My pet project is showing that Charedi society functions according to regular laws and patterns, and that attempts to improve Charedi society that ignore these patterns will invariably fall flat on their face. With this in mind, let us state clearly the specific factors which impede our ability to stop depraved sexual predators from turning their desires into reality.
The first is that, though we are a separatist community socially, culturally, ideologically, and, to some extent, economically, we are not so legally. In Eastern Europe, it was normal until well into the 19th century for Jewish communities to punish wrongdoers through imprisonment, beatings and other measures, but in the modern liberal state we are not allowed to do that anymore. In the smallest and most close knit communities, there are other ways of dealing with criminals who prey on others in the community, but in most cases there is one, and only one: the police.
The second factor is the engine and framework of the Charedi social order, namely the shidduch system. The single most important factor pressing an ordinary charedi to do something he doesn’t want, or to refrain from something he does, is fear of damaging his children’s chances in the shidduch market.

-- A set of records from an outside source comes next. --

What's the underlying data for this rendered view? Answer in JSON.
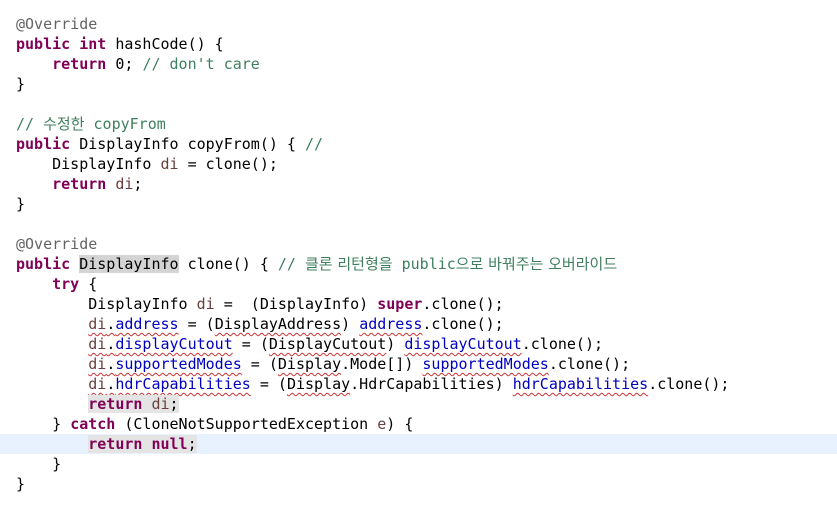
{
  "editor": {
    "lines": [
      [
        {
          "t": "@Override",
          "c": "annotation"
        }
      ],
      [
        {
          "t": "public",
          "c": "keyword"
        },
        {
          "t": " "
        },
        {
          "t": "int",
          "c": "keyword"
        },
        {
          "t": " hashCode() {"
        }
      ],
      [
        {
          "t": "    "
        },
        {
          "t": "return",
          "c": "keyword"
        },
        {
          "t": " 0; "
        },
        {
          "t": "// don't care",
          "c": "comment"
        }
      ],
      [
        {
          "t": "}"
        }
      ],
      [],
      [
        {
          "t": "// ",
          "c": "comment"
        },
        {
          "t": "수정한",
          "c": "comment",
          "ko": true
        },
        {
          "t": " copyFrom",
          "c": "comment"
        }
      ],
      [
        {
          "t": "public",
          "c": "keyword"
        },
        {
          "t": " DisplayInfo copyFrom() { "
        },
        {
          "t": "//",
          "c": "comment"
        }
      ],
      [
        {
          "t": "    DisplayInfo "
        },
        {
          "t": "di",
          "c": "local"
        },
        {
          "t": " = clone();"
        }
      ],
      [
        {
          "t": "    "
        },
        {
          "t": "return",
          "c": "keyword"
        },
        {
          "t": " "
        },
        {
          "t": "di",
          "c": "local"
        },
        {
          "t": ";"
        }
      ],
      [
        {
          "t": "}"
        }
      ],
      [],
      [
        {
          "t": "@Override",
          "c": "annotation"
        }
      ],
      [
        {
          "t": "public",
          "c": "keyword"
        },
        {
          "t": " "
        },
        {
          "t": "DisplayInfo",
          "hl": true
        },
        {
          "t": " clone() { "
        },
        {
          "t": "// ",
          "c": "comment"
        },
        {
          "t": "클론 리턴형을",
          "c": "comment",
          "ko": true
        },
        {
          "t": " public",
          "c": "comment"
        },
        {
          "t": "으로 바꿔주는 오버라이드",
          "c": "comment",
          "ko": true
        }
      ],
      [
        {
          "t": "    "
        },
        {
          "t": "try",
          "c": "keyword"
        },
        {
          "t": " {"
        }
      ],
      [
        {
          "t": "        DisplayInfo "
        },
        {
          "t": "di",
          "c": "local"
        },
        {
          "t": " =  (DisplayInfo) "
        },
        {
          "t": "super",
          "c": "keyword"
        },
        {
          "t": ".clone();"
        }
      ],
      [
        {
          "t": "        "
        },
        {
          "t": "di",
          "c": "local",
          "sq": true
        },
        {
          "t": ".",
          "sq": true
        },
        {
          "t": "address",
          "c": "field",
          "sq": true
        },
        {
          "t": " = ("
        },
        {
          "t": "DisplayAddress",
          "sq": true
        },
        {
          "t": ") "
        },
        {
          "t": "address",
          "c": "field",
          "sq": true
        },
        {
          "t": ".clone();"
        }
      ],
      [
        {
          "t": "        "
        },
        {
          "t": "di",
          "c": "local",
          "sq": true
        },
        {
          "t": ".",
          "sq": true
        },
        {
          "t": "displayCutout",
          "c": "field",
          "sq": true
        },
        {
          "t": " = ("
        },
        {
          "t": "DisplayCutout",
          "sq": true
        },
        {
          "t": ") "
        },
        {
          "t": "displayCutout",
          "c": "field",
          "sq": true
        },
        {
          "t": ".clone();"
        }
      ],
      [
        {
          "t": "        "
        },
        {
          "t": "di",
          "c": "local",
          "sq": true
        },
        {
          "t": ".",
          "sq": true
        },
        {
          "t": "supportedModes",
          "c": "field",
          "sq": true
        },
        {
          "t": " = ("
        },
        {
          "t": "Display",
          "sq": true
        },
        {
          "t": ".Mode[]) "
        },
        {
          "t": "supportedModes",
          "c": "field",
          "sq": true
        },
        {
          "t": ".clone();"
        }
      ],
      [
        {
          "t": "        "
        },
        {
          "t": "di",
          "c": "local",
          "sq": true
        },
        {
          "t": ".",
          "sq": true
        },
        {
          "t": "hdrCapabilities",
          "c": "field",
          "sq": true
        },
        {
          "t": " = ("
        },
        {
          "t": "Display",
          "sq": true
        },
        {
          "t": ".HdrCapabilities) "
        },
        {
          "t": "hdrCapabilities",
          "c": "field",
          "sq": true
        },
        {
          "t": ".clone();"
        }
      ],
      [
        {
          "t": "        "
        },
        {
          "t": "return",
          "c": "keyword",
          "mark": true
        },
        {
          "t": " ",
          "mark": true
        },
        {
          "t": "di",
          "c": "local",
          "mark": true
        },
        {
          "t": ";",
          "mark": true
        }
      ],
      [
        {
          "t": "    } "
        },
        {
          "t": "catch",
          "c": "keyword"
        },
        {
          "t": " (CloneNotSupportedException "
        },
        {
          "t": "e",
          "c": "local"
        },
        {
          "t": ") {"
        }
      ],
      [
        {
          "t": "        "
        },
        {
          "t": "return",
          "c": "keyword",
          "mark": true,
          "caret": true
        },
        {
          "t": " ",
          "mark": true
        },
        {
          "t": "null",
          "c": "keyword",
          "mark": true
        },
        {
          "t": ";",
          "mark": true
        }
      ],
      [
        {
          "t": "    }"
        }
      ],
      [
        {
          "t": "}"
        }
      ]
    ],
    "current_line_index": 21
  },
  "colors": {
    "keyword": "#7f0055",
    "comment": "#3f7f5f",
    "annotation": "#646464",
    "field": "#0000c0",
    "local": "#6a3e3e",
    "current_line": "#e8f2fe",
    "occurrence_highlight": "#d4d4d4",
    "error_squiggle": "#cc3333"
  }
}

Now, let us put these two facts together. Prosecutions can hardly be brought against sex offenders without a victim who is willing to give evidence in court. Some activists profess to find this unacceptable, but absent a complete re-imagining of the judicial system as a whole it’s hard to see how it could be otherwise. While there have been cases of victims being told not to take their allegations to police because of twisted notions of Jewish communal loyalty or simply to protect a well-connected offender, what many people fail to acknowledge is that the main reason most victims do not want to come forward is because of the fear of destroying their chances of a shidduch.
Some will respond to this by concluding that if the shidduch system disables our collective ability to deal with predators then the shidduch system must be dismantled. As a beneficiary of the system and one who wants the same for my own children, my perspective is of course different, but, more to the point, it doesn’t matter what my perspective is. Charedi society cannot be infinitely reshaped at will. There are, of course, different models of the shidduch system used in different parts of the community, but from the structural perspective we are interested in here they amount to the same thing.
It therefore follows that, to ameliorate this problem, we must acknowledge how the functioning of the Charedi system generates a difficulty, and find ways to use the features of this same system to overcome it. Specifically this means capitalizing on the ease with which news spreads in the Charedi community, while respecting the need of victims for anonymity. The obvious solution is, in fact, essentially what Rav Shmuel Eliyahu and his beis din did: to investigate allegations fully, and, after concluding beyond any doubt that the person in question is a danger to the community, publicize this so that no parent will allow his or her child to go near him ever again. Few individuals are as powerful as Chaim Walder was so it will not normally be necessary to convene a beis din of Rabbis from across the country, but the basic model should be this. Indeed, instituting such procedures would only be formalizing a mechanism of public shaming that is already used throughout the community with some, but not enough, success today.
This is, I believe, the closest we can come to a solution after the fact, but at least as important as responding effectively to crimes is preventing them from happening in the first place. In my career in education, the single most important thing I have done is work with organizations founded to promote safeguarding among Charedi children. The task of teaching our children to identify the signs of abuse, keep away from predators, and immediately report acts of grooming before they escalate, is not an easy one, but there are some excellent workshops and books that have been produced in recent years, especially for primary-age children. What is urgently necessary, however, is to invest the time and effort into bringing these resources together into a systematic curriculum covering all ages, which schools and yeshivas can adopt and implement. It is equally important that this curriculum must not, as is often the case, be treated as an extension of the anti-masturbation lectures conducted in yeshiva ketanas, because this confuses pupils and leads to the crucial messages getting lost amidst the fog.
I do not pretend that by focussing on these two approaches we can eliminate every incident of child abuse in our community, but I do believe that by playing to our strengths and using the power of our social system we can do much better than we are today, and, since we can, we must.